Alguns até ensaiam demagógicas identidades “culturais”, buscando atalhos pela
suposta homogeneidade cultural, construída, aliás, pelo mercado que eles pensam
combater. Como se a crítica e a militância emancipatória pudesse ser definida
pelo que se ouve, vê ou dança...
Torçamos
pela nossa jovem auxiliar de enfermagem, garçonete e estudante e pelos seus
muitos iguais. Que eles não sejam tragados pelo consumismo exacerbado,
convencidos a esperar em berço esplêndido esmolas “sociais” ou busquem por
necessidade “coletivos culturais”. Que não sejam enredados por paternalismos ou
arapucas como ProJovens, cotas e ProUnis. Quem sabe um dia eles não venham a
ensinar a nossas esquerdas que é no mundo do trabalho e da luta por melhores
condições de vida, onde o esforço e o mérito pessoal não são miragens ou
slogans, que se encontra a chave da emancipação da classe trabalhadora.
Esperar
a igualdade de oportunidades para que nossos jovens tenham vidas dignas, apesar
de difíceis, e formem uma classe trabalhadora capaz de promover a sua própria emancipação
é alimentar um círculo vicioso reacionário. Entender que as dificuldades
justificam a inércia e, mesmo, a criminalidade, de setores da juventude é
afastar-se da classe trabalhadora.

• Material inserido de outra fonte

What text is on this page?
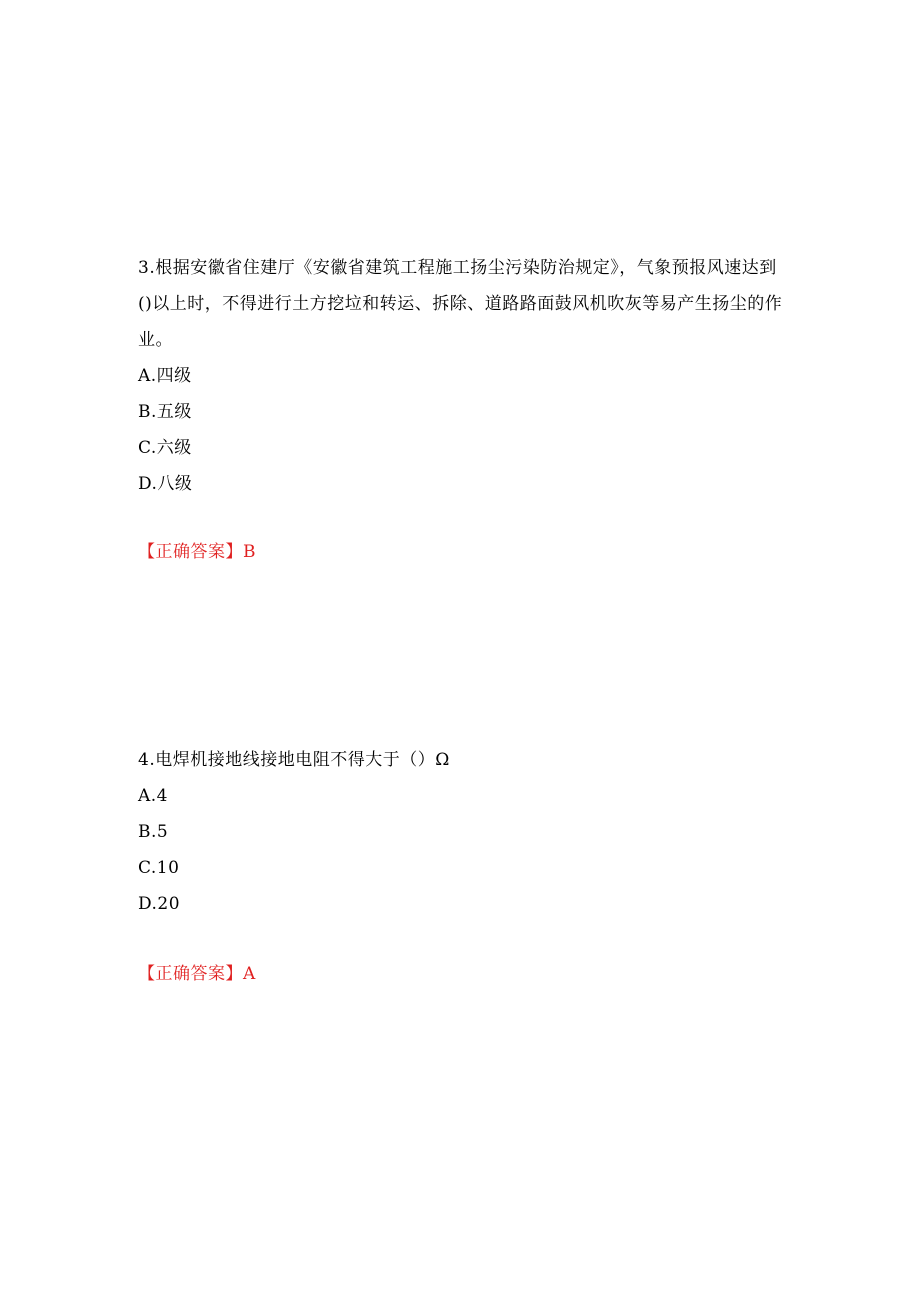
3.根据安徽省住建厅《安徽省建筑工程施工扬尘污染防治规定》，气象预报风速达到()以上时，不得进行土方挖垃和转运、拆除、道路路面鼓风机吹灰等易产生扬尘的作业。

A.四级
B.五级
C.六级
D.八级
【正确答案】B

4.电焊机接地线接地电阻不得大于（）Ω

A.4
B.5
C.10
D.20
【正确答案】A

Dispersar a luta política por grupos
definidos por presumidas características culturais essenciais – assim como por
cor, gênero, opção sexual etc. – é abrir mão da organização do coletivo que
interessa: o da classe trabalhadora.
*Mesmo que entre os participantes haja trabalhadores é noutro sentido e contexto que eles são buscados.
*Mesmo que entre os participantes haja trabalhadores é noutro sentido e contexto que eles são buscados.